O lançamento do texto que altera a Proposta de Emenda a Constituição 45/19, que tramita na Comissão Especial da Reforma Tributária, aconteceu na tarde desta terça-feira no Salão Nobre da Câmara dos Deputados, com a participação de parlamentares do PT, PCdoB, PDT, PSOL e Rede.
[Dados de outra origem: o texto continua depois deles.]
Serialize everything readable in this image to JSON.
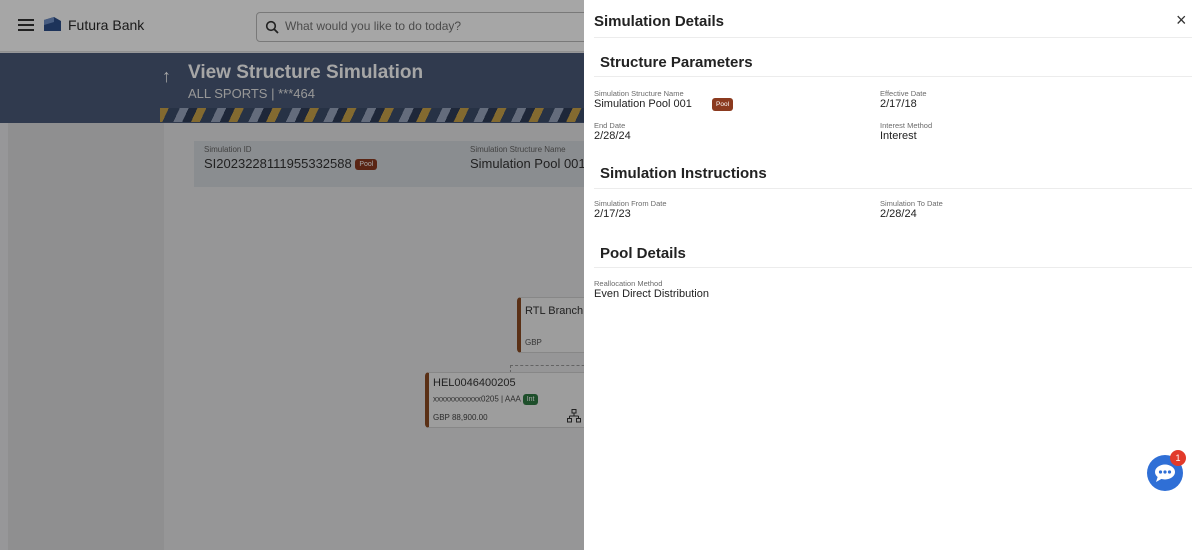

“Enquanto o trabalhador paga 27,5% de imposto de renda, a pessoa pode ganhar bilhões e bilhões de lucro e não paga nada”, afirma o economista Rodrigo Ávila, da Auditoria Cidadã, aos jornalistas Marilu Cabañas e Glauco Faria, para o Jornal Brasil Atual
De acordo com o economista, são cerca de 25 mil contribuintes que recebem em média R$ 7 milhões por ano em lucros e dividendos, livres de tributação. Essa cobrança foi extinta em 1995, durante o governo Fernando Henrique Cardoso. Outra questão que os deputados pretendem rever é isenção tributária dada para os exportadores de produtos primários, garantida pela Lei Kandir, também aprovada no governo do PSDB.
Para Rodrigo Ávila, a reforma justa e solidária defendida pela oposição poderia garantir aumento na arrecadação superior àquilo que o governo pretende “economizar” cortando as aposentadorias dos mais pobres. 
Para ser aprovada, a reforma solidária precisa do apoio de 22 dos 43 parlamentares titulares da comissão especial. Se não passar, poderá ser aprovada em plenário, se obtiver o apoio de 3/5 dos deputados.